Why do we use the CAPM?

A

It estimates what should be the expected return of any risky asset/portfolio given the level of systematic risk.

33
Q

What is the systematic risk?

A
  • Systematic risk is the only relevant risk measure (beta)
34
Q

What is beta?

A

It is a measure of how sensitive an asset’s return is to the market as a whole.

35
Q

What are the implication of the CAPM?

A
  • All investors have the same efficient frontier regardless of their level of risk aversion (A)
  • All investor will hold the same porfolio of risky assets “m”, the market portfolio
  • Only the systematic risk of individual securities is remunerated by the market (beta)
36
Q

What is the comportement of stock below or above the SML?

A

A stock above the SML is undervalued (we buy it), a stock below is overvalues (we short it)

37
Q

What is the description of the SML?

A

It is described as the “expected return, beta” space

38
Q

What is the adjusted beta?

A
  • It estimates a security’s future beta.

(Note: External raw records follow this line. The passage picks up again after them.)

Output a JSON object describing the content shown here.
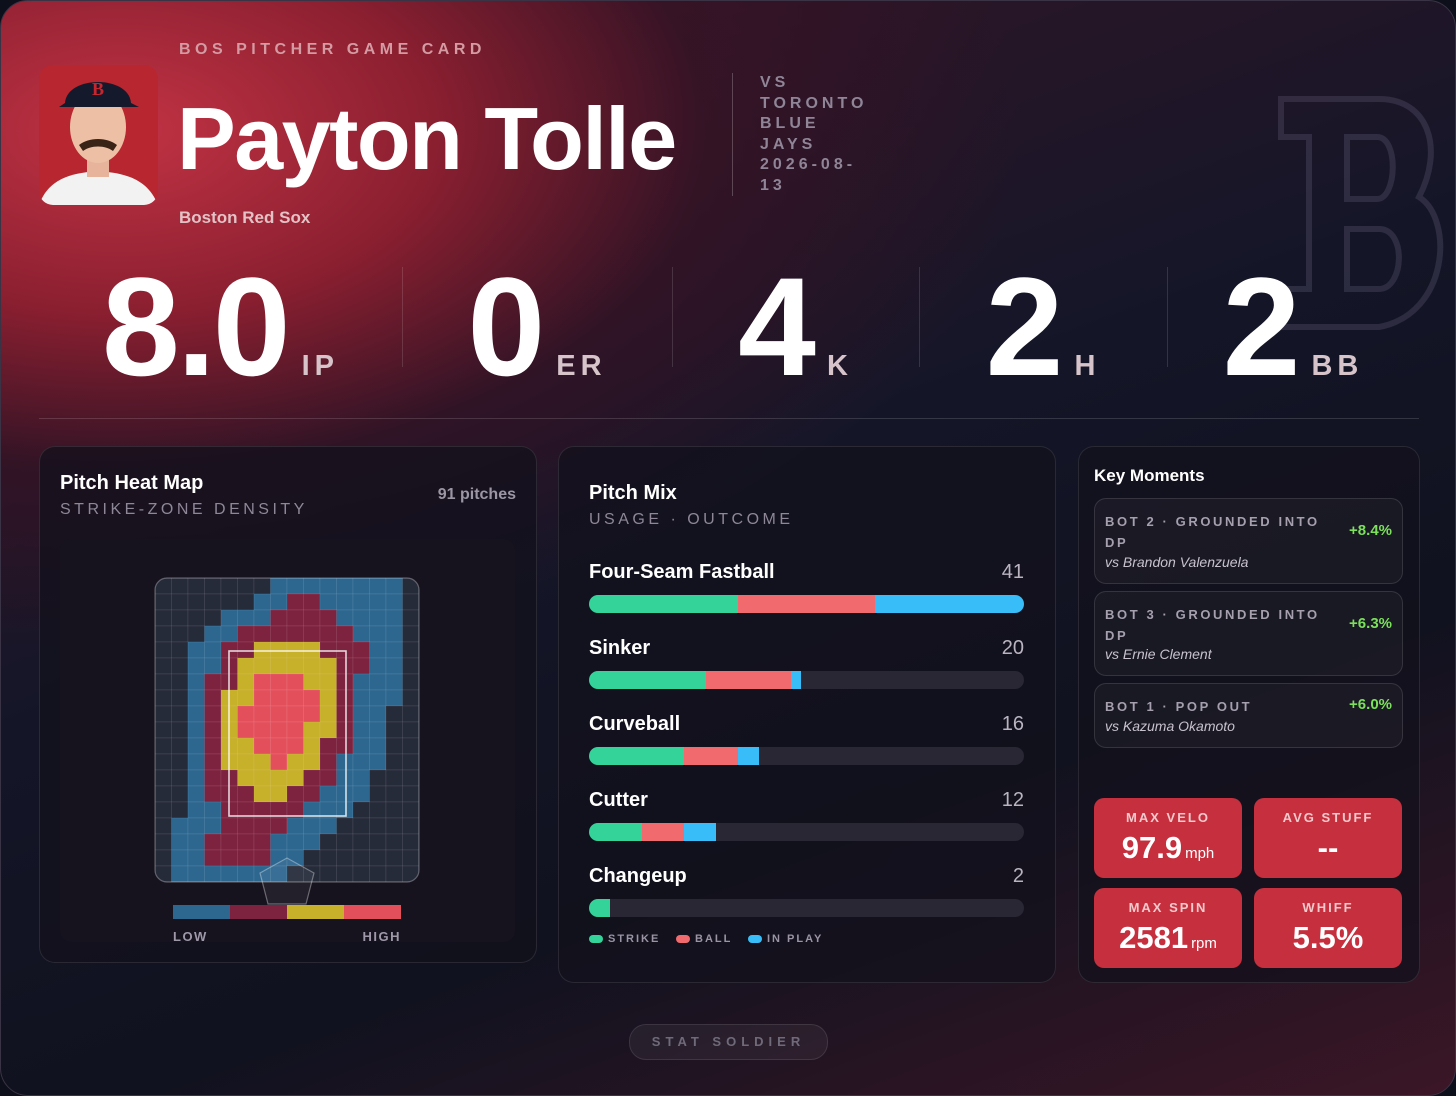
{
  "header": {
    "eyebrow": "BOS PITCHER GAME CARD",
    "name": "Payton Tolle",
    "team": "Boston Red Sox",
    "versus": "VS",
    "opponent": "TORONTO BLUE JAYS",
    "date": "2026-08-13"
  },
  "stats": [
    {
      "value": "8.0",
      "label": "IP"
    },
    {
      "value": "0",
      "label": "ER"
    },
    {
      "value": "4",
      "label": "K"
    },
    {
      "value": "2",
      "label": "H"
    },
    {
      "value": "2",
      "label": "BB"
    }
  ],
  "heat_map": {
    "title": "Pitch Heat Map",
    "subtitle": "STRIKE-ZONE DENSITY",
    "pitch_count": "91 pitches",
    "level_colors": [
      "#262b3a",
      "#2d6790",
      "#7d2340",
      "#c7b02a",
      "#e3505c"
    ],
    "density": [
      [
        0,
        0,
        0,
        0,
        0,
        0,
        0,
        1,
        1,
        1,
        1,
        1,
        1,
        1,
        1,
        0
      ],
      [
        0,
        0,
        0,
        0,
        0,
        0,
        1,
        1,
        2,
        2,
        1,
        1,
        1,
        1,
        1,
        0
      ],
      [
        0,
        0,
        0,
        0,
        1,
        1,
        1,
        2,
        2,
        2,
        2,
        1,
        1,
        1,
        1,
        0
      ],
      [
        0,
        0,
        0,
        1,
        1,
        2,
        2,
        2,
        2,
        2,
        2,
        2,
        1,
        1,
        1,
        0
      ],
      [
        0,
        0,
        1,
        1,
        2,
        2,
        3,
        3,
        3,
        3,
        2,
        2,
        2,
        1,
        1,
        0
      ],
      [
        0,
        0,
        1,
        1,
        2,
        3,
        3,
        3,
        3,
        3,
        3,
        2,
        2,
        1,
        1,
        0
      ],
      [
        0,
        0,
        1,
        2,
        2,
        3,
        4,
        4,
        4,
        3,
        3,
        2,
        1,
        1,
        1,
        0
      ],
      [
        0,
        0,
        1,
        2,
        3,
        3,
        4,
        4,
        4,
        4,
        3,
        2,
        1,
        1,
        1,
        0
      ],
      [
        0,
        0,
        1,
        2,
        3,
        4,
        4,
        4,
        4,
        4,
        3,
        2,
        1,
        1,
        0,
        0
      ],
      [
        0,
        0,
        1,
        2,
        3,
        4,
        4,
        4,
        4,
        3,
        3,
        2,
        1,
        1,
        0,
        0
      ],
      [
        0,
        0,
        1,
        2,
        3,
        3,
        4,
        4,
        4,
        3,
        2,
        2,
        1,
        1,
        0,
        0
      ],
      [
        0,
        0,
        1,
        2,
        3,
        3,
        3,
        4,
        3,
        3,
        2,
        1,
        1,
        1,
        0,
        0
      ],
      [
        0,
        0,
        1,
        2,
        2,
        3,
        3,
        3,
        3,
        2,
        2,
        1,
        1,
        0,
        0,
        0
      ],
      [
        0,
        0,
        1,
        2,
        2,
        2,
        3,
        3,
        2,
        2,
        1,
        1,
        1,
        0,
        0,
        0
      ],
      [
        0,
        0,
        1,
        1,
        2,
        2,
        2,
        2,
        2,
        1,
        1,
        1,
        0,
        0,
        0,
        0
      ],
      [
        0,
        1,
        1,
        1,
        2,
        2,
        2,
        2,
        1,
        1,
        1,
        0,
        0,
        0,
        0,
        0
      ],
      [
        0,
        1,
        1,
        2,
        2,
        2,
        2,
        1,
        1,
        1,
        0,
        0,
        0,
        0,
        0,
        0
      ],
      [
        0,
        1,
        1,
        2,
        2,
        2,
        2,
        1,
        1,
        0,
        0,
        0,
        0,
        0,
        0,
        0
      ],
      [
        0,
        1,
        1,
        1,
        1,
        1,
        1,
        1,
        0,
        0,
        0,
        0,
        0,
        0,
        0,
        0
      ]
    ],
    "legend_low": "LOW",
    "legend_high": "HIGH"
  },
  "pitch_mix": {
    "title": "Pitch Mix",
    "subtitle": "USAGE · OUTCOME",
    "outcomes": [
      {
        "name": "STRIKE",
        "color": "#34d39a"
      },
      {
        "name": "BALL",
        "color": "#f06a6e"
      },
      {
        "name": "IN PLAY",
        "color": "#38bdf8"
      }
    ],
    "pitches": [
      {
        "name": "Four-Seam Fastball",
        "count": 41,
        "outcomes": [
          14,
          13,
          14
        ]
      },
      {
        "name": "Sinker",
        "count": 20,
        "outcomes": [
          11,
          8,
          1
        ]
      },
      {
        "name": "Curveball",
        "count": 16,
        "outcomes": [
          9,
          5,
          2
        ]
      },
      {
        "name": "Cutter",
        "count": 12,
        "outcomes": [
          5,
          4,
          3
        ]
      },
      {
        "name": "Changeup",
        "count": 2,
        "outcomes": [
          2,
          0,
          0
        ]
      }
    ]
  },
  "key_moments": {
    "title": "Key Moments",
    "items": [
      {
        "situation": "BOT 2 · GROUNDED INTO DP",
        "delta": "+8.4%",
        "batter": "vs Brandon Valenzuela"
      },
      {
        "situation": "BOT 3 · GROUNDED INTO DP",
        "delta": "+6.3%",
        "batter": "vs Ernie Clement"
      },
      {
        "situation": "BOT 1 · POP OUT",
        "delta": "+6.0%",
        "batter": "vs Kazuma Okamoto"
      }
    ]
  },
  "metrics": [
    {
      "label": "MAX VELO",
      "value": "97.9",
      "unit": "mph"
    },
    {
      "label": "AVG STUFF",
      "value": "--"
    },
    {
      "label": "MAX SPIN",
      "value": "2581",
      "unit": "rpm"
    },
    {
      "label": "WHIFF",
      "value": "5.5%"
    }
  ],
  "footer": "STAT SOLDIER"
}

It is an historical beta adjusted to reflect the tendency of beta to be mean-reverting.
  • It is 1/3 + 2/3 * Beta_raw
  • An alternative could also be the APT
39
Q

What is the zero-beta CAPM by Black?

A
  • They have a zero beta and can therefore replace the portfolio for SML.
  • The return is comparable to the return on risk-free assets in the CAPM relationship.
  • It outperforms the CAPM
39
Q

Describe the single index model.

A

It describe excess return (on the formule sheet) the bars on top of variables are the excess returns relative to the risk-free rate.

39
Q

How many estimates does it take for 50 stocks for SIM and markowitz?

A
  • SIM it takes 152 estimates
  • Markowitz is takes 1325 estimates
40
Q

How can stock variability can be decomposed?

A
  • Market risk (systematic): largely due to macroeconomic events
  • Firm-specific effect (idiosyncratic)
40
Q

What are the 3 main assumption for APT?

A
  • A factor model describes asset returns
  • With a large pool of assests, investors can form well-diversified portfolio that eliminate asset-specific risk.
  • No arbitrage opportunities exist among well-diversified portfolios.